Historical Analogies:
? The Calculator Debate:
When calculators became widely available in schools, many feared that reliance on them would erode mental arithmetic skills. Instead, calculators liberated students from rote computation, allowing them to engage in higher-level problem-solving and creative thinking.
? The Printing Press:
Critics worried that the printing press would lead to a passive consumption of information, undermining critical thinking and literacy. In reality, it revolutionized access to knowledge, spurring inquiry, debate, and innovation.
Counterpoint:
AI, like calculators and the printing press, is a tool designed to enhance our capabilities rather than diminish our efforts. By automating routine tasks, AI frees us to focus on more complex, creative, and strategic activities. Rather than making us lazy, it challenges us to use our newfound cognitive bandwidth to address more sophisticated problems and generate innovative solutions. The key is to use AI to complement our skills, empowering us to work smarter and engage more deeply with the tasks that matter most.

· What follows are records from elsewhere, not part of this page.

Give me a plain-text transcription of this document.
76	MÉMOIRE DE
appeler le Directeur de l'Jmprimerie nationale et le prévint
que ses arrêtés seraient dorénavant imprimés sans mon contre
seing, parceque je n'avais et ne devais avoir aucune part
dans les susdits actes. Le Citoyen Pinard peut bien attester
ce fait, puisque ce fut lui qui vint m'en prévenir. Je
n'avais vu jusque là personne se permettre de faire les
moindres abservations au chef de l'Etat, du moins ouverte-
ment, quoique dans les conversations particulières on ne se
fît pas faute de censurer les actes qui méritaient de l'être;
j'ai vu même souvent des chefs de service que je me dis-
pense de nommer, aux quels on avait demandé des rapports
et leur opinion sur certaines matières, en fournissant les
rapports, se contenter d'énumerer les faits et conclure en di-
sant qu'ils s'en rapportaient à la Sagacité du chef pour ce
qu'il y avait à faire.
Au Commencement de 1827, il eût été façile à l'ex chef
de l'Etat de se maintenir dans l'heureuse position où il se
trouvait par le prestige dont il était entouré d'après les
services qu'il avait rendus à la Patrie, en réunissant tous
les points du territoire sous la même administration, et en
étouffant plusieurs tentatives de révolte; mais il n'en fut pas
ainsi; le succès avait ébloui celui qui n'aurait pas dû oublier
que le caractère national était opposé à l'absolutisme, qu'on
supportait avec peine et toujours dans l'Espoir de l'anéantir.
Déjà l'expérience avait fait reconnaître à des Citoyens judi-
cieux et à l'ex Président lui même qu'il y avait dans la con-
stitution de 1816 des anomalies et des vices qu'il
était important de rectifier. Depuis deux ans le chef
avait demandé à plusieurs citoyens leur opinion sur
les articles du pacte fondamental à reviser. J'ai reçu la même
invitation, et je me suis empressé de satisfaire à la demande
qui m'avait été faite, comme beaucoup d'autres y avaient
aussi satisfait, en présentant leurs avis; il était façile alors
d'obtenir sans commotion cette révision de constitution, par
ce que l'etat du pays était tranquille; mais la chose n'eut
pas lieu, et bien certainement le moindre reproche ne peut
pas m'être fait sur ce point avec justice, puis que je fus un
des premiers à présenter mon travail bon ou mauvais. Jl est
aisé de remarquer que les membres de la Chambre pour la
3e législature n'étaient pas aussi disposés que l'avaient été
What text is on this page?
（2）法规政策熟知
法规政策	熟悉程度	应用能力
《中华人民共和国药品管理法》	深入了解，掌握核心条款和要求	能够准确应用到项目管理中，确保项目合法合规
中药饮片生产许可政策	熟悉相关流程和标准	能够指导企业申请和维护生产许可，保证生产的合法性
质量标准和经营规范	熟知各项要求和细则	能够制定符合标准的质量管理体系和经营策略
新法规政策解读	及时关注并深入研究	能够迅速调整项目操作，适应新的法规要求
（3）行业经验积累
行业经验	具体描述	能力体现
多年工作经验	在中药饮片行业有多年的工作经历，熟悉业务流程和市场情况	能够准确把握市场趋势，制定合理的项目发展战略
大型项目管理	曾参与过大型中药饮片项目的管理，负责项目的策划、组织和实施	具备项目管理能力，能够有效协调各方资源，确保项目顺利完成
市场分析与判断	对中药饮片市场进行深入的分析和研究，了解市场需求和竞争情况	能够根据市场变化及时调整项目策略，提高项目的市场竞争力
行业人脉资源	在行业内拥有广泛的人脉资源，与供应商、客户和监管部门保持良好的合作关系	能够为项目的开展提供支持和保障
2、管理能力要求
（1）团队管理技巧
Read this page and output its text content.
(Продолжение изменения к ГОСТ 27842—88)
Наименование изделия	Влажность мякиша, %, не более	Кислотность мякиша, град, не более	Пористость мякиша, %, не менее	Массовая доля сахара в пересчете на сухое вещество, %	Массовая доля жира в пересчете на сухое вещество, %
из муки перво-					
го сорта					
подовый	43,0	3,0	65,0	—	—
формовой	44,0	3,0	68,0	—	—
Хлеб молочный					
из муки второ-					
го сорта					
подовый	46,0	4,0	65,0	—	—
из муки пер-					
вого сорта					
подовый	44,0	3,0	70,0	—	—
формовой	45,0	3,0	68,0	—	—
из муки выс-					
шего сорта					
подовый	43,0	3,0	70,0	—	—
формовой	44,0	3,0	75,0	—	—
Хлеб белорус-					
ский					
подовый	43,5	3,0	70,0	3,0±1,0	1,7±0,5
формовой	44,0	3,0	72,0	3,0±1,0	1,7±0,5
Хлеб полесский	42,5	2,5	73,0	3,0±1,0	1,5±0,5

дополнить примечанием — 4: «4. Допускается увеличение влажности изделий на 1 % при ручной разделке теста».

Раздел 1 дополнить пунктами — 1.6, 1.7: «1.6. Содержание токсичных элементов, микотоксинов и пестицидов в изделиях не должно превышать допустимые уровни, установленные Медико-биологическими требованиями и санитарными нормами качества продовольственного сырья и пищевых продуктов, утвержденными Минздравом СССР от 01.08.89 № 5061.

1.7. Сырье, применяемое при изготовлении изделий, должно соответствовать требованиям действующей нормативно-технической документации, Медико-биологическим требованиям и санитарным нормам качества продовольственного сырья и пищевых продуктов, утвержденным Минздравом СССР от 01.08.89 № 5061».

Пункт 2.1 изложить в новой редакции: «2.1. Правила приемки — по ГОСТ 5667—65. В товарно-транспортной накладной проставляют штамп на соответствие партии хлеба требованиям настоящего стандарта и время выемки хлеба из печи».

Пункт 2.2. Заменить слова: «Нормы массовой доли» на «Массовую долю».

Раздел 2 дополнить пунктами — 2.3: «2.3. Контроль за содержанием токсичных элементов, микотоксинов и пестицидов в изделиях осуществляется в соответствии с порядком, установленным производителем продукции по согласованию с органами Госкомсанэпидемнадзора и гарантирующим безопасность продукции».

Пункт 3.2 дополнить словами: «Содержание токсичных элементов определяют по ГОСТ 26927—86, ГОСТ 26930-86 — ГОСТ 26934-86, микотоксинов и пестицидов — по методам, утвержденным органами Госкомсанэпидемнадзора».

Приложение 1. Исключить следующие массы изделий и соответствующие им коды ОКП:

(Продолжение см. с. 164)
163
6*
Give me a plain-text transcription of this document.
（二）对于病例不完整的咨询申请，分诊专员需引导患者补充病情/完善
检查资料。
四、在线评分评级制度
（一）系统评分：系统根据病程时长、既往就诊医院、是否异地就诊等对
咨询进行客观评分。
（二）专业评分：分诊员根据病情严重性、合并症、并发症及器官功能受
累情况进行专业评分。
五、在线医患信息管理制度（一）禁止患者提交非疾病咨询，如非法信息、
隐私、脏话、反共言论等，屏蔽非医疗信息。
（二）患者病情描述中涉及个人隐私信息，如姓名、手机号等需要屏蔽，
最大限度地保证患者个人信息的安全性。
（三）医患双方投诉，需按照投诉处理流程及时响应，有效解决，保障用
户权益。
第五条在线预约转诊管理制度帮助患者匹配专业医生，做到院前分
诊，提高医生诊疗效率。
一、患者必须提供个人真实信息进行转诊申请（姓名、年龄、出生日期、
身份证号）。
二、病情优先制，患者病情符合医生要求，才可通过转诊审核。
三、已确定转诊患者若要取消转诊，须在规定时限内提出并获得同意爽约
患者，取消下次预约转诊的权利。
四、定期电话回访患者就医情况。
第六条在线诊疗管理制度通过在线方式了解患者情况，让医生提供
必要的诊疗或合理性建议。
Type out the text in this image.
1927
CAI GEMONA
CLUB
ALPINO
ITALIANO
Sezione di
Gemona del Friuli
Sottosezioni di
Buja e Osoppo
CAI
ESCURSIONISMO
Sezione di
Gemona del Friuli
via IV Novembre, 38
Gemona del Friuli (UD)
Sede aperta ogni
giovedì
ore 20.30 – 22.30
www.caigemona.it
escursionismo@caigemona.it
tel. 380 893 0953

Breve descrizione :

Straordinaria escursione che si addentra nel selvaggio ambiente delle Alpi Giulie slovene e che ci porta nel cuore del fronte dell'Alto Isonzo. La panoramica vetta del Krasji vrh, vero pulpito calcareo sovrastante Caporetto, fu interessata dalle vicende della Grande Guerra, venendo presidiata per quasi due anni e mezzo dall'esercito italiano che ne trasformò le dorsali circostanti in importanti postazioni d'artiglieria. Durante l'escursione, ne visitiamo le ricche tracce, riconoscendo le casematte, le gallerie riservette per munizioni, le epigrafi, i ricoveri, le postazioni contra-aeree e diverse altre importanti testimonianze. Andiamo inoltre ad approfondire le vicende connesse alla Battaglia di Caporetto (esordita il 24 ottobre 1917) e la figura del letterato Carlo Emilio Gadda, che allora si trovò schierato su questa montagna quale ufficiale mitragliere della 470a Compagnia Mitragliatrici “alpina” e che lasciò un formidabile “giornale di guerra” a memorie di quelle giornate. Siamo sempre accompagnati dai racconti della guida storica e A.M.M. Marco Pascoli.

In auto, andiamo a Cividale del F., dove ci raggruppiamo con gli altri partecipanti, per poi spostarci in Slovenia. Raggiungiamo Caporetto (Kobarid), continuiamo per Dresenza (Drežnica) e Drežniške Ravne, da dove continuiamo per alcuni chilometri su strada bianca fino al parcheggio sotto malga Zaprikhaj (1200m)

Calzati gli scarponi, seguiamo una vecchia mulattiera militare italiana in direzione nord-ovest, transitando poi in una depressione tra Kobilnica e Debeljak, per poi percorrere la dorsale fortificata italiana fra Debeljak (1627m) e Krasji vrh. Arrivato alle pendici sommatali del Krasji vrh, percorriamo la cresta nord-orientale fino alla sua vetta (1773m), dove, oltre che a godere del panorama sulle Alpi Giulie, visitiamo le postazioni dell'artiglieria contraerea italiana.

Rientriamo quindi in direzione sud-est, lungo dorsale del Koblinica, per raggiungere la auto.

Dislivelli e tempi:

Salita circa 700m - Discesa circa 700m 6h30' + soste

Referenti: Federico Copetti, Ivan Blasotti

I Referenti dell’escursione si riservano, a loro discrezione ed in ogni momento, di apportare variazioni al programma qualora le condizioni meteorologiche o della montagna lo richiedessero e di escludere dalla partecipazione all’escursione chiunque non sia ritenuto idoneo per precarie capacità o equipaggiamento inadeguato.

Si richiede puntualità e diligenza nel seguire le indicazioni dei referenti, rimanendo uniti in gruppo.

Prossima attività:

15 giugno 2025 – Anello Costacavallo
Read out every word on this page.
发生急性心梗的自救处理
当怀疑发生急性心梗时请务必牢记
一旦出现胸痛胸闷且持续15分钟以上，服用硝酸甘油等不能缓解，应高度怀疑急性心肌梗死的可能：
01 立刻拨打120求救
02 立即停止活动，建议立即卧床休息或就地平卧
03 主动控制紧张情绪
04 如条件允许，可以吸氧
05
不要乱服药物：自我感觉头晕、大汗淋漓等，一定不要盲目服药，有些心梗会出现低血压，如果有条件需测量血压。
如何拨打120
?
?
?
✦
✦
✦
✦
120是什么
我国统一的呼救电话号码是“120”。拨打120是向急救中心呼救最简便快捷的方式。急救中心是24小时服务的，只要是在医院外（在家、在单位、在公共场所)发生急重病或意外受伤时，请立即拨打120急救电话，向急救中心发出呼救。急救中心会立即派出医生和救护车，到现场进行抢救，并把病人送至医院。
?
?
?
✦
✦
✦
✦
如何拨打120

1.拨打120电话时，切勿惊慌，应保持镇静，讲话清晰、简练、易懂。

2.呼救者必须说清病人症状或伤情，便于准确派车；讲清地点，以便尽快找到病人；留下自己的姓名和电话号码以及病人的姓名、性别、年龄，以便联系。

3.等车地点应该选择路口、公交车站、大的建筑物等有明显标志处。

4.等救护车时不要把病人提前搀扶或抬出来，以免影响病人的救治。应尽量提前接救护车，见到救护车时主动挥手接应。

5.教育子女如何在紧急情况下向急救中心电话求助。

In essence, just as calculators reshaped education and the printing press transformed society, AI has the potential to boost our productivity and creativity—not to make us complacent.
Objection: “AI lies sometimes.”
Historical Analogies:
? Early Journalism and the Printing Press:
When the printing press first emerged, misprints and factual errors were common. The early days of mass communication saw misinformation slip through, but over time, editorial practices, fact-checking, and peer review significantly improved accuracy.
? Human Error in Traditional Processes:
Before modern technology, even trusted sources occasionally spread inaccuracies—be it through misinterpretations or human error. Society developed mechanisms, such as peer review and public debate, to identify and correct these mistakes.
Counterpoint:
No system is infallible, and while AI can sometimes generate inaccurate or misleading information (often referred to as “hallucinations”), this is not a flaw unique to AI. Just as quality control evolved in the printing industry, we can implement robust verification protocols and human oversight to catch and correct errors in AI outputs. The aim is to use AI as an assistant that enhances our capabilities, while always ensuring that critical judgment and validation remain in human hands.
Final Word
In the end, AI is new, evolving at speed and what we see today is very different to what it will be tomorrow. When the iPhone was released, everyone just thought it in the analogy of those times, not seeing what it would become and this is repeated many times throughout history. AI is based upon the information it has, our strength is we can bring information AI can't see into the equation and join it in different ways.
Interesting times ahead and opportunity for those who have the courage.
Who am I
I’ve been building technology products for 40 years, having experienced and contributed to the last four major cycles of change—starting with the PC revolution, followed by the Web, then the Cloud, and now AI. Throughout these cycles, I’ve often been one to write the first version of products that push the boundaries of what’s possible.
With the Business 2030 thesis, all my years of experience working with and supporting small businesses have come together. I see AI as a transformative force that can empower small businesses in ways we couldn’t imagine before.
It’s an exciting moment for innovation and opportunity.